PhysOrg.com) -- A group of scientists from the University of Minnesota say that Fe16N2 crystals are more magnetic than the most magnetic material previously known, and its magnetism exceeds the predicted limit of magnetism for a material.
Magnetism arises with the spinning electrons in a material, and with every electron acting as a tiny magnet with its magnetic field aligned with the axis of spin. In most atoms electrons may spin either ‘up’ or ‘down’, but when most of them spin in the same direction, the material becomes magnetic. In iron, for example, there are four more spinning in one direction than in the other.
In a more complex material, the theory is that there are river-like bands of electron clouds formed as those of the individual atoms merge together. Each band contains electrons spinning in only one direction, and the material’s magnetism is determined by the difference between the numbers of each type of band. Using the theory, scientists have predicted that iron-cobalt should be the most magnetic material.

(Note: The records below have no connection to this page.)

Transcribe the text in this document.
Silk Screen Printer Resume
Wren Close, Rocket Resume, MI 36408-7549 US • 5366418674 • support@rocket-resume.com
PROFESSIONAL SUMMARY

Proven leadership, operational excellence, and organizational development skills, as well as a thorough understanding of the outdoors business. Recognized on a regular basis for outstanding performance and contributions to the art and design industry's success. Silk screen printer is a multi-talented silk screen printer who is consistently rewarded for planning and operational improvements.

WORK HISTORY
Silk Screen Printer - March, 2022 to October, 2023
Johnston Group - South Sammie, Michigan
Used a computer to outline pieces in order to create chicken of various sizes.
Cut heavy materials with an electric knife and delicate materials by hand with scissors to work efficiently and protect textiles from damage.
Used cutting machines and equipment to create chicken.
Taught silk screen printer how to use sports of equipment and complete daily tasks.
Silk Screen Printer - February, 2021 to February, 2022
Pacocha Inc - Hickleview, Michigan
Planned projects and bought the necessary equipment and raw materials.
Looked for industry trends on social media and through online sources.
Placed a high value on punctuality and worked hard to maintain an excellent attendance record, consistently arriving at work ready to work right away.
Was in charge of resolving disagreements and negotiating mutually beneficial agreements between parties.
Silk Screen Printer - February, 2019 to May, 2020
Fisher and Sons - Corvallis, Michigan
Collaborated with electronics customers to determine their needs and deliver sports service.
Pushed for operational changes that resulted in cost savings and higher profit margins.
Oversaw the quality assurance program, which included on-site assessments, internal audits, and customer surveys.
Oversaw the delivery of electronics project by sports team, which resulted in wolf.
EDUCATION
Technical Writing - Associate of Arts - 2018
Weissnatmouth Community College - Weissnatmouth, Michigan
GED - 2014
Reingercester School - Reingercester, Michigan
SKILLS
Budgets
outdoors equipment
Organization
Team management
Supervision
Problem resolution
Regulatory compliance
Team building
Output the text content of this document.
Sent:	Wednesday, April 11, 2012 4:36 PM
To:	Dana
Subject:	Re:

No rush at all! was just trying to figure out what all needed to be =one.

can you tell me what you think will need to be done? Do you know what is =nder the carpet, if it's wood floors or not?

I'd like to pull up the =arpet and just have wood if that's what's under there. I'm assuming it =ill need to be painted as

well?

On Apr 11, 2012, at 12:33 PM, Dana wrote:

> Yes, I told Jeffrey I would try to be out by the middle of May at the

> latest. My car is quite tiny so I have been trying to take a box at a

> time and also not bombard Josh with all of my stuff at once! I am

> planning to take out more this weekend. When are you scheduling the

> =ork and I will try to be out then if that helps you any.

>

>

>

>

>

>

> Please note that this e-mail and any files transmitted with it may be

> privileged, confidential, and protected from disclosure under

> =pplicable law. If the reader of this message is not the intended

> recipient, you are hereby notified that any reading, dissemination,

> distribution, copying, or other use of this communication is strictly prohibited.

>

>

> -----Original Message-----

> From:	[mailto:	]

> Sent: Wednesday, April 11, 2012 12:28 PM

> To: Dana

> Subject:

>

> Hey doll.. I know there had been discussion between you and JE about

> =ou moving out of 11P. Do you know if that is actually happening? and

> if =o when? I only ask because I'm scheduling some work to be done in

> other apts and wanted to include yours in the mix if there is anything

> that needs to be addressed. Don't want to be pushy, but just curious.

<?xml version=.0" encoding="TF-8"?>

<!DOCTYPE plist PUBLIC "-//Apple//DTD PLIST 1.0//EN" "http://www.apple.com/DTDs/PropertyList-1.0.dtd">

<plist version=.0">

A group of materials physicists from Twin Cities, Minnesota, led by Jian-Ping Wang have found a material comprising 16 iron atoms and two of nitrogen is approximately 18% more magnetic than the predicted limit. The findings of x-ray analysis of the compound showed that six iron atoms are clustered around each nitrogen, with two more located between the two clusters. The researchers said electrons flowing between the clusters act like they do in ordinary iron, but within the clusters, the electrons tend to be localized, and this increases the magnetism.
Wang said it was suggested in 1972 that Fe16N2 was extremely magnetic, and this was backed up by Hitachi researchers in the 1990s, but these findings were not confirmed by later researchers. Fe16N2 is metastable and tends to form other crystal structures, complicating estimations of the volume of the material that is actually Fe16N2. Unlike previous studies, the present research used x-ray magnetic circular dichroism to measure the magnetization. This technique directly detects the localized electrons, and is thus less sensitive to volume effects than the earlier methods. Wang and the team have also produced simulations showing how the localized electrons emerge, which Wang says “make the whole scenario hang together”.